Сергей Жадан. Красный Элвис. Пер. с укр. СПб.: Амфора, 2009.
Проза Жадана — это приготовленный Венедиктом Ерофеевым адский коктейль из Саши Соколова, Пелевина и Сорокина, настоянный на чистейшем
И это не метафора, а факт, который можно доказать цитатами, пожалуйста:
Жадан: «…каждый год сразу после зимы должно бы начинаться что-нибудь другое, а вместо этого не начинается ничего».
Саша Соколов: «А бывает, что день долго не приходит. Тогда живешь в пустоте, ничего не понимаешь и сильно болеешь».
Жадан: «И тут ко мне подходит баба… Баба! — завывают менеджеры и нервно потирают ласты».

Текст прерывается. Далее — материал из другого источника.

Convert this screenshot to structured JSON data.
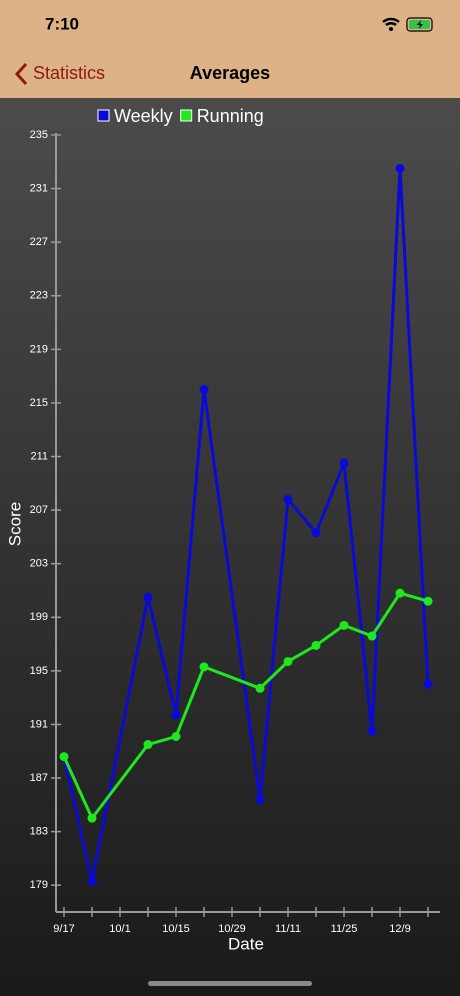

Ерофеев: «Да! И сольются в поцелуе мучитель и жертва; и злоба, и помысел, и расчет покинут сердца, и женщина… — Женщина! — затрепетал Семеныч. — Что? Что женщина?! »
А разве отказался бы Пелевин от замечания, что спать с проститутками — это не личная жизнь, а общественно-экономическая?
Впрочем, приведенный выше рецепт неполон. Ингредиентов куда больше, и цитировать можно до бесконечности. Назовите любого сильного, ироничного, абсолютно свободного писателя, и я покажу вам фрагмент прозы Жадана, где этот писатель переночевал. Но только не надо говорить о вторичности. Нет никакой вторичности. У Жадана свой мир и свои герои.
Герои рассказов Жадана обитают в Харькове и в Европе.
В Харькове — растяпы и раздолбаи, наивные и растерянные бандюки, неотличимые от отечественных гопники, таксисты, футбольные фанаты, скины, маргинальные творческие личности и отборная подзаборная пьянь.
В Европе — еврорастяпы и еврораздолбаи, едущие, скажем, из Вены в Берлин без всякой цели и желания; анархисты, левые типа художники и просто алкоголики; нонконформисты, левые типа контркультурщики и просто наркоманы; неутомимые околачиватели груш чудного вертограда Европы.
«Европа» предстает местом, где «обществу просто не хватает духа трагедии, вот народ и бухает», а постсоветский «Харьков» дополняет ее как место, где духа трагедии столько, что выживают там только в измененном состоянии сознания.
Места обитания героев — нереальные клубы с нереальной музыкой, нереальные галереи, разумеется, «культовые и некоммерческие», нереальные бары, где витает дух бессонницы и алкоголя, блевоты и легалайза, спонтанности и неповторимости. Нереальность — вообще ключевое слово жадановского мира.
А среди Харькова, Вены, Берлина или украинской степи — он сам. Вольный стрелок, меланхолический романтик, наблюдатель и оценщик окружающего хаоса, хитрован с вечной усмешкой наизготовку, Сергiй — Serge — Сергей — Жадан, герой своих книг. Есть в нем что-то от Христа, пришедшего поговорить с аутсайдерами и блудницами, с «печальными обрубками великой европейской псевдореволюции»
Что касается литературной критики, то после прочтения первого же рассказа литературного критика охватывает буйная радость: Господи, наконец-то живое слово! Проэзия! Александр Всеволодович Соколов, обратите, пожалуйста, внимание из Вашего флоридского далека: в / на Украине прорезалась проэзия.
Однако у прозы как поэзии есть оборотная сторона. Читая подряд 15 рассказов сборника, видишь, что тексты не выстроены, автору все равно с чего начать, где отступить, где прерваться, да по большому счету все равно и о чем говорить (но не как говорить). И приходит на ум каменное слово: «Пепперштейн». У Жадана, увы, пепперштейновская свобода в обращении с сюжетом и его же небрежность. Вот говорят, что если бы не грибы и не постмодернизм, то Пепперштейн был бы гением. Но с другой стороны, если отнять у Пепперштейна грибы и постмодернизм, то что от него останется? Что-то подобное и с Жаданом, хотя причины его безграничной повествовательной свободы наверняка иные. Вот он заходит в первый вагон поезда, идет в одиннадцатый и по пути перечисляет вам на четырех страницах все витающие там запахи. А вот, оставив лиру, кидается обучать домохозяек социальному протесту. Он запросто может соединить в одном тексте несколько совершенно разных историй, разбавить их лирическими излияниями да еще присобачить мораль, имеющую отношение к какой-то третьей истории. Ему ничего не стоит закончить комедию убийством, бросить героев на полдороге или спросить у читателя посреди рассказа: «Продолжать?»
Жадан — слишком свободный человек, чтобы стать «писателем». Но уж поэтом в прозе он точно является. И слава Богу. Нам бы такого.